Another interesting fact: Stephen Douglas died in June 1861, exhausted by the events of 1860.

Now, how implausible would it be to wonder one or both of the following: what would Davis have done had he not been ill in 1858? How effectively could Stephen Douglas have sought the presidency had he fallen ill earlier?

The most interesting route, IMHO, is for Davis to avoid his 1858 illness and enter the Democratic convention in 1860 a figure of greater profile. He is for states rights' but for the preservation of the union (because he is an anti-secessionist, not because he beleives in it a la OTL Lincoln; he beleives the South would lose). I wonder if Douglas and Davis might join forces to create a ticket that could carry 2/3 of the Democratic convention, avoiding a Party split. To enable this, Douglas and Davis would have to stop the Minority Report from being adopted as the Democratic Position on slavery: this is what prompted southern Democrats to bolt, since it included no specific protection of slavery.

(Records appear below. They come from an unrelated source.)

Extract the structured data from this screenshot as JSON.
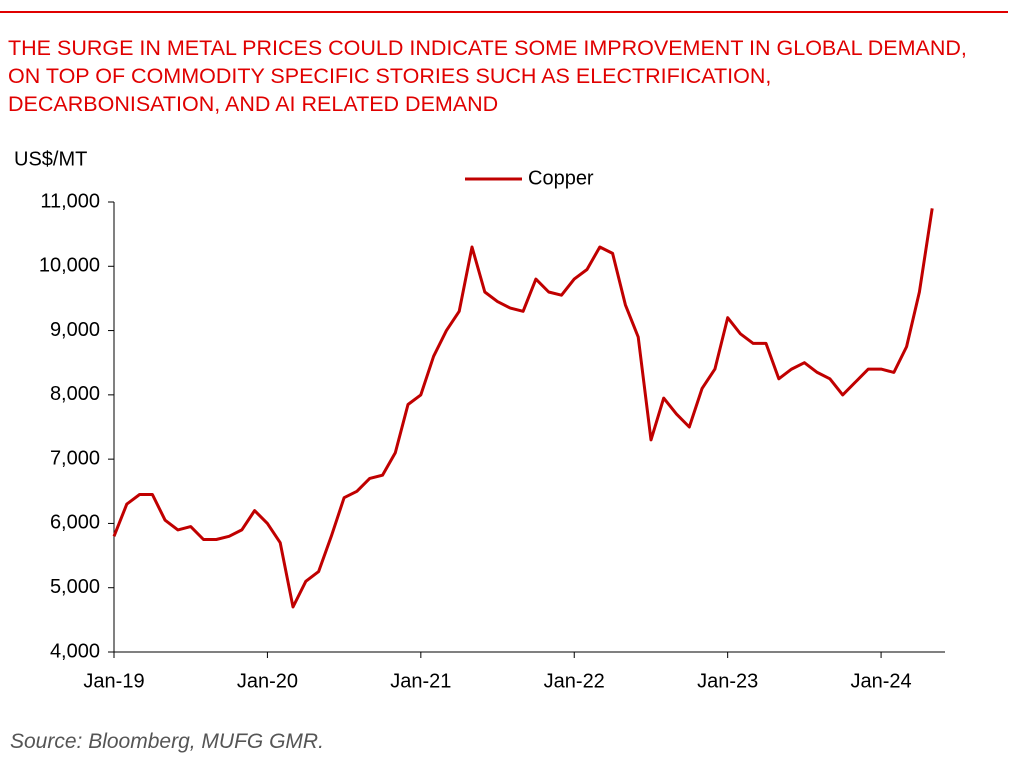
{
  "chart_data": {
    "type": "line",
    "title": "THE SURGE IN METAL PRICES COULD INDICATE SOME IMPROVEMENT IN GLOBAL DEMAND, ON TOP OF COMMODITY SPECIFIC STORIES SUCH AS ELECTRIFICATION, DECARBONISATION, AND AI RELATED DEMAND",
    "y_label": "US$/MT",
    "source": "Source: Bloomberg, MUFG GMR.",
    "x": [
      "2019-01",
      "2019-02",
      "2019-03",
      "2019-04",
      "2019-05",
      "2019-06",
      "2019-07",
      "2019-08",
      "2019-09",
      "2019-10",
      "2019-11",
      "2019-12",
      "2020-01",
      "2020-02",
      "2020-03",
      "2020-04",
      "2020-05",
      "2020-06",
      "2020-07",
      "2020-08",
      "2020-09",
      "2020-10",
      "2020-11",
      "2020-12",
      "2021-01",
      "2021-02",
      "2021-03",
      "2021-04",
      "2021-05",
      "2021-06",
      "2021-07",
      "2021-08",
      "2021-09",
      "2021-10",
      "2021-11",
      "2021-12",
      "2022-01",
      "2022-02",
      "2022-03",
      "2022-04",
      "2022-05",
      "2022-06",
      "2022-07",
      "2022-08",
      "2022-09",
      "2022-10",
      "2022-11",
      "2022-12",
      "2023-01",
      "2023-02",
      "2023-03",
      "2023-04",
      "2023-05",
      "2023-06",
      "2023-07",
      "2023-08",
      "2023-09",
      "2023-10",
      "2023-11",
      "2023-12",
      "2024-01",
      "2024-02",
      "2024-03",
      "2024-04",
      "2024-05"
    ],
    "series": [
      {
        "name": "Copper",
        "color": "#c00000",
        "values": [
          5800,
          6300,
          6450,
          6450,
          6050,
          5900,
          5950,
          5750,
          5750,
          5800,
          5900,
          6200,
          6000,
          5700,
          4700,
          5100,
          5250,
          5800,
          6400,
          6500,
          6700,
          6750,
          7100,
          7850,
          8000,
          8600,
          9000,
          9300,
          10300,
          9600,
          9450,
          9350,
          9300,
          9800,
          9600,
          9550,
          9800,
          9950,
          10300,
          10200,
          9400,
          8900,
          7300,
          7950,
          7700,
          7500,
          8100,
          8400,
          9200,
          8950,
          8800,
          8800,
          8250,
          8400,
          8500,
          8350,
          8250,
          8000,
          8200,
          8400,
          8400,
          8350,
          8750,
          9600,
          10900
        ]
      }
    ],
    "xlim": [
      "2019-01",
      "2024-06"
    ],
    "xticks": [
      {
        "value": "2019-01",
        "label": "Jan-19"
      },
      {
        "value": "2020-01",
        "label": "Jan-20"
      },
      {
        "value": "2021-01",
        "label": "Jan-21"
      },
      {
        "value": "2022-01",
        "label": "Jan-22"
      },
      {
        "value": "2023-01",
        "label": "Jan-23"
      },
      {
        "value": "2024-01",
        "label": "Jan-24"
      }
    ],
    "ylim": [
      4000,
      11000
    ],
    "yticks": [
      {
        "value": 4000,
        "label": "4,000"
      },
      {
        "value": 5000,
        "label": "5,000"
      },
      {
        "value": 6000,
        "label": "6,000"
      },
      {
        "value": 7000,
        "label": "7,000"
      },
      {
        "value": 8000,
        "label": "8,000"
      },
      {
        "value": 9000,
        "label": "9,000"
      },
      {
        "value": 10000,
        "label": "10,000"
      },
      {
        "value": 11000,
        "label": "11,000"
      }
    ],
    "legend": "top"
  }
}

Perhaps, though, we can still have the split convention, but Davis, rather than Breckinridge wins. Davis might have more reason to seek an accomodation with Douglas. If the two can form some kind of alliance and joint ticket, then the Constitutional Union party likely does not form and the Democratic ticket narrowly carries the election of 1860.

In summation, it might not take much of a POD to avoid the electoral mechanics which produced the election of 1860. However, the question is more complicated than simply WI Jefferson is the Democratic nominee.
 
Davis loses the election and someone more qualified then him becomes president of the CSA. The war may drag on a little while more then OTL but the South still loses.